O japim é uma ave amazônica. É dona sedutora de um trinado de perder o fôlego, já nas primeiras horas do dia. O pássaro imita um sem número dos da sua espécie e canta melhor que todos. Aspecto burlesco da natureza é que ele mantém, muito próximo ao seu ninho, no alto das árvores maiores, um vizinho não confiável ao extremo. Ali, bem ao lado, mora uma cobra caninana que diz tomar conta da área. Acontece que, ao contrário do que muitos pensam, ela faz cobrança altíssima pela vigilância ao comer um ou dois ovos por dia, mesmo quando estes estão em fase de geração. Trairagem. Sacanagem. Parece gente, irmã!

Mas, para contrabalançar, o bem-te-vi fura o olho e mata o filhote da cobra papa ova, ou da corre campo, e sai voando com o animalzinho morto no bico para dar de comer aos seus filhotes famintos em elevado grau. Talvez seja essa a melhor iguaria da casa, como o macarrão é para boa parte dos humanos.

Não é aqui que vou falar de flores. Não é dia, nem o local é apropriado. Agora, já não vejo pássaros. Um dia, presenciei uma cobra surucucu pico de jaca, extremamente peçonhenta, sair do buraco onde morava uma paca, situado na raiz de uma samaúma – o covil. Disse-me o Agenor, índio velho dos seringais do Gregório Calisto, que a serpente é como muitas pessoas. Assim do tipo Bittar, para quem trair, mentir e coçar é só começar.

Quase todas as noites, a mais venenosa cutuca e fere o roedor com a ponta do rabo onde tem um maracá e um ferrão. Sorte é que a vítima desde a gênese desenvolveu uma defesa natural contra o veneno.

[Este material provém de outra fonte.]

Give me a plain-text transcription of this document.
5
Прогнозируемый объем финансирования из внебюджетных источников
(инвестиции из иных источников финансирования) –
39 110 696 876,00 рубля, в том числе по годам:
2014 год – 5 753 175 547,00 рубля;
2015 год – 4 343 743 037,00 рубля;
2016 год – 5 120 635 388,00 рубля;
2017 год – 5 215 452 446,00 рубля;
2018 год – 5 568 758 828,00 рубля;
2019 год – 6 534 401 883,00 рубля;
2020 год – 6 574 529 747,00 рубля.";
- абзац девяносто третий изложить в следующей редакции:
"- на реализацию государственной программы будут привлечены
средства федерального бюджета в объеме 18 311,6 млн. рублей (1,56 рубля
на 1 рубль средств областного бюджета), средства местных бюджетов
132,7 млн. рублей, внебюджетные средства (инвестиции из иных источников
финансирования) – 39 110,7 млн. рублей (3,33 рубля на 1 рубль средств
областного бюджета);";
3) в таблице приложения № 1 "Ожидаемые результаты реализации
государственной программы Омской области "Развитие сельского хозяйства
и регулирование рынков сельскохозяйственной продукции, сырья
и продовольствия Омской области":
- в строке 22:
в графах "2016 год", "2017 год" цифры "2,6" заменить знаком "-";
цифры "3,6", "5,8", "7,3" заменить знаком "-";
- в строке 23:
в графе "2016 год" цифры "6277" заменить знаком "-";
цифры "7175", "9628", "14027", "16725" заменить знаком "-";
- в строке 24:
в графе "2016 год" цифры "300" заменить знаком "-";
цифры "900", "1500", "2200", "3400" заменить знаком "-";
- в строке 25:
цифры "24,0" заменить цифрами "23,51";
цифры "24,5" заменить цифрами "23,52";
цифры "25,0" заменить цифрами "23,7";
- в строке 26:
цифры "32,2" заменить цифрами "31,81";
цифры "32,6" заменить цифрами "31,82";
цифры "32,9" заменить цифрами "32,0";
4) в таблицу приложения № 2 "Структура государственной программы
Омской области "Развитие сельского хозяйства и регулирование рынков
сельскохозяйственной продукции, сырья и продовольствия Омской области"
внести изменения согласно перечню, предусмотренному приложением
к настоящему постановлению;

O jabuti não anda de braços dados com a jararaca, não. Ele é deveras tolerante e atura o seu odor fedido e o humor dos mil demônios. De uma hora pra outra, ela investe contra o animal de casco e este joga na defesa e deixa à mostra apenas as partes duras do corpo que não podem ser furadas pela serpente.

Qual é a do jacaré que fica ali, indolentemente, navegando bem ao lado de uma sucuriju da espessura de um barril? Ele confia no próprio taco, porque sabe que a serpente jamais terá condições de digerir aquela couraça estupenda.

Ainda no reino animal, vejo que o gato ensinou à onça todos os pulos da sua prodigiosa coleção. Ele  esqueceu o ensinamento sobre como a bichana daria o salto de costas. É o caso de Jorge Viana, que ministrou aulas de todos os estilos ao Petecão e ele foi aprendendo aqui e apanhando acolá. Todavia, uma coisa que el príncipe Viana não ensinou  –   também porque não sabe  –  foi como o aprendiz não agir feito a serpente traiçoeira. O rapagão trai pelos cotovelos…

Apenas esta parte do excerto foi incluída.